Where have all the Canalettos gone?

We haven't had a guest post on Book Maven for a while, but today we welcome a special one. It is publication day for Michelle Lovric's The Fate in the Box, her fourth children's book for Orion. This, like all Michelle's other titles, for children or adults, take inspiration from Venice as a setting. In her guest post for Book Maven, starting off her Blog Tour, Michelle talks about Venice then and now and what has happened to all the Canaletto paintings for which the city was the subject.

Rio dei Mendicanti

Antonio Canaletto’s painting of this area shows it as it was in 1724 – a poor, crowded place with pennants of dyed cloth drying on racks on the roofs. ‘Mendicanti’ means ‘beggars’ in Italian. One of the city’s poorhouses was on this canal, and it doubled as a famous musical academy for young orphan girls. It was such during the late eighteenth century. the time that my new children’s novel, The Fate in the Box, is set.

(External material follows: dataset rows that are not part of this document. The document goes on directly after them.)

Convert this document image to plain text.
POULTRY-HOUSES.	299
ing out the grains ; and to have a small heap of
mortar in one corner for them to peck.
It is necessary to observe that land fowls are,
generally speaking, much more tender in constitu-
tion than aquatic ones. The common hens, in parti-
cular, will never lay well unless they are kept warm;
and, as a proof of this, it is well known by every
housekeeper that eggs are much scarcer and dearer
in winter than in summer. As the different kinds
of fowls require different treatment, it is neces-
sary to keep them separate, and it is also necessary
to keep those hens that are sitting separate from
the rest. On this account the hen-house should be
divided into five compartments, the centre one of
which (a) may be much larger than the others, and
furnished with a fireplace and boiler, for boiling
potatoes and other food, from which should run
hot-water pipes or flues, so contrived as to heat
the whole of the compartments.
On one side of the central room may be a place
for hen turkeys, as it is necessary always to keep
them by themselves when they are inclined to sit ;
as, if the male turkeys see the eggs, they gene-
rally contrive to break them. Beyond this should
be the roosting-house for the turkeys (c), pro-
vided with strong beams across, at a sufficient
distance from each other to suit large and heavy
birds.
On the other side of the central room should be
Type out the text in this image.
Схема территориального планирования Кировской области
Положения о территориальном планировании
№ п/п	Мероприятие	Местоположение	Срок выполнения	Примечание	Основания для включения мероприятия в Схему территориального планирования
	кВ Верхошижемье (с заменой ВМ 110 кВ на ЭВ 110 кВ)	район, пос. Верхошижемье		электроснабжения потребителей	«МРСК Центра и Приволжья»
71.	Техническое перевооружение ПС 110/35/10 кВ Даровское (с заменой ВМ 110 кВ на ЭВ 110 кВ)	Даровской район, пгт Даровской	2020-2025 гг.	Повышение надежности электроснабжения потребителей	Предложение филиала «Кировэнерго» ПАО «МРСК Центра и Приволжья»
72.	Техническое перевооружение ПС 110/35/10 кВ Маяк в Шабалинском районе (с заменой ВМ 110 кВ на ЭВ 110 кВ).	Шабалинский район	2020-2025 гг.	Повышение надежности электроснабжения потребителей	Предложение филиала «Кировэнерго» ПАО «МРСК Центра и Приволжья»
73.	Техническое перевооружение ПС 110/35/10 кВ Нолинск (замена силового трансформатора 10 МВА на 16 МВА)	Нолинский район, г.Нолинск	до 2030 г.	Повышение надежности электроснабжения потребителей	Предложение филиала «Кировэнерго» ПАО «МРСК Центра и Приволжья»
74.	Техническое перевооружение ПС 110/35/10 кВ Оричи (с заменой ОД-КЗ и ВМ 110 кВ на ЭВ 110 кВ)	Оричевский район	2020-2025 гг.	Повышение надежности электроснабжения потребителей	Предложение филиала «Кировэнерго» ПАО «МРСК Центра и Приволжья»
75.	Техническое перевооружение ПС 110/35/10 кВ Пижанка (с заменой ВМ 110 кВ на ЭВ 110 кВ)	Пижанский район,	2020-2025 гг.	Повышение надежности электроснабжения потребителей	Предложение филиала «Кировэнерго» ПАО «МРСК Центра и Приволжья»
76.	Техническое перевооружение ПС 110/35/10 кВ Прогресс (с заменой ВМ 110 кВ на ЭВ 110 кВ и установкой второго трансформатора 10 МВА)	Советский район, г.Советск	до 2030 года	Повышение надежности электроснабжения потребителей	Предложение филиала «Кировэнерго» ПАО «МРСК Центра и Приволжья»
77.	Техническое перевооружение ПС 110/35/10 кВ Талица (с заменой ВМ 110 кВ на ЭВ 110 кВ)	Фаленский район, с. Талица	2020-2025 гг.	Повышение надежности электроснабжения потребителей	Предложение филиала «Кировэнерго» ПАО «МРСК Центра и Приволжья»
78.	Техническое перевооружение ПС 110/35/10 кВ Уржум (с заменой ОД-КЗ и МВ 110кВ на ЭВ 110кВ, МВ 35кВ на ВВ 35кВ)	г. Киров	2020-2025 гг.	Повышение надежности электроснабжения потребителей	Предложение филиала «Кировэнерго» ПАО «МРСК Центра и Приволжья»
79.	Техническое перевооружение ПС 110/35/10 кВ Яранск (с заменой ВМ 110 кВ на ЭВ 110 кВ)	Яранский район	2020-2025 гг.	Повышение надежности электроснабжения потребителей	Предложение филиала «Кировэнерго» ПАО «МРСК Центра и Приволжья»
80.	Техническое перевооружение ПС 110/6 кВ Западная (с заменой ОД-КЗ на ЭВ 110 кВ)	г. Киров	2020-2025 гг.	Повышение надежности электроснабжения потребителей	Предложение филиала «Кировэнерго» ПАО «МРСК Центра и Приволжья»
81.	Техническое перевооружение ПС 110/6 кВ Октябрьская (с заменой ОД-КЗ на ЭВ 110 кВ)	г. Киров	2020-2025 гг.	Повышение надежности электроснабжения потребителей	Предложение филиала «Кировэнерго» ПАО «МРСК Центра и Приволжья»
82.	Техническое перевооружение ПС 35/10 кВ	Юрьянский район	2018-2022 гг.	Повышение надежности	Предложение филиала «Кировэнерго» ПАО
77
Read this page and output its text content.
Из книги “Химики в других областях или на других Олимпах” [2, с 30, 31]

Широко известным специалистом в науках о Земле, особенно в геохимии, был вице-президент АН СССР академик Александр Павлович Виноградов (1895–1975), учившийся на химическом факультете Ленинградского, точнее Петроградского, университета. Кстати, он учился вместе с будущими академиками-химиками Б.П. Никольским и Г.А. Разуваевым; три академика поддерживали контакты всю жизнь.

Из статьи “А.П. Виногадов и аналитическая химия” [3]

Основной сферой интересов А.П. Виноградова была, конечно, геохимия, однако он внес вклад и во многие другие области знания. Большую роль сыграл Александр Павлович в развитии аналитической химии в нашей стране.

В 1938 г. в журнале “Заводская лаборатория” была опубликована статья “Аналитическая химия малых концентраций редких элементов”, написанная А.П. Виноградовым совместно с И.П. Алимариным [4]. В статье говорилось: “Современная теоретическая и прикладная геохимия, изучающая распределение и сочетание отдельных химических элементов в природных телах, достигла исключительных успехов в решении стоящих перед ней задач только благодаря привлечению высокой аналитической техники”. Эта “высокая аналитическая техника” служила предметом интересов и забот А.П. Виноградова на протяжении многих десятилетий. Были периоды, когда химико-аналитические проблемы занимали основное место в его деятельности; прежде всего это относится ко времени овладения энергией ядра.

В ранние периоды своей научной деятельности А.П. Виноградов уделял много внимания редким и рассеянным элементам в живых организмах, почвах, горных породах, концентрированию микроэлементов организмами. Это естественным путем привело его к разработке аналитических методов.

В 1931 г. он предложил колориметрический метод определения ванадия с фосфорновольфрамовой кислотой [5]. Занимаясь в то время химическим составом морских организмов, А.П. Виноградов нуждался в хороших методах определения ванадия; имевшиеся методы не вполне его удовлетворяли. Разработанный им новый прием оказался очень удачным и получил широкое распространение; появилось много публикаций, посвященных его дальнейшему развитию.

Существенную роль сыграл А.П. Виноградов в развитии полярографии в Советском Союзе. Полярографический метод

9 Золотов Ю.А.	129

My young heroine, Amneris, wakes every dawn to the lovely sound of the singing orphans’ hymns floating across the water to her home in the Calle Berlendis where she and her family eke out a humble living embroidering silk and fashioning parasols for the noblemen and women of Venice.

Here is my photograph of the same scene, taken last summer. The pennants are gone but the Rio dei Mendicanti is still remarkably similar, at least in terms of the external architectural elevations. The changes are all internal. The Mendicanti has long since been taken over by the Ospedale Civile, possibly the most beautiful place to be sick in the world. It is possible to wander around the ground floor, from tree-filled cloister to tree-filled cloister, listening to the songs of birds that have replaced the musical orphans. The church of San Lazzaro is ‘incastrata’ inside, and it is always worth pushing at its formidable door in case it’s unlocked.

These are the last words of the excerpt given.